Moment Generating Function of Poisson

Solution 1:

To derive the MGF of poisson:

Poisson: $ \frac{\lambda^x e^{- \lambda}}{x!}$

$MGF = E[e^{t x}] = \sum_\limits{x=0}^{\infty} e^{tx} \frac{\lambda^x e^{- \lambda}}{x!}$

We don't care about anything not related to X so factor out $e^{-\lambda}$, we'll also group the two values with common powers i.e $e^{tx}$ and $\lambda^x$ are both to the power of x.

$E[e^{\lambda t}] = e^{-\lambda} \sum_\limits{x=0}^{\infty} \frac{(\lambda e^t)^x }{x!}$

Now the summation looks very similar to the exponential function from:

https://en.wikipedia.org/wiki/List_of_mathematical_series

i.e

$\sum_\limits{x=0}^{\infty} \frac{a^x}{x!} = e^a$

Thus sub the result of the exponential function in.
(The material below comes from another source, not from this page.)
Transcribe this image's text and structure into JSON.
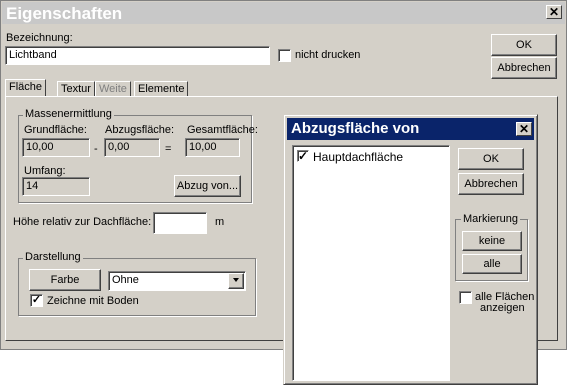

$E[e^{\lambda t}] = e^{-\lambda}{e^{\lambda e^t}}$

And simplify:

$E[e^{\lambda t}] = e^{\lambda(e^t -1)}$

Solution 2:

$$\sum\limits_{k=0}^\infty\mathrm e^{\theta k} \frac{\mathrm e^{-\lambda}\lambda^k }{k!} = \mathrm e^{-\lambda}\sum\limits_{k=0}^\infty \frac{(\mathrm e^{\theta}\lambda)^k }{k!} = \mathrm e^ {-\lambda}\,\mathrm e^{\mathrm e^\theta \lambda}=\mathrm e^{(\mathrm e^\theta-1) \lambda}$$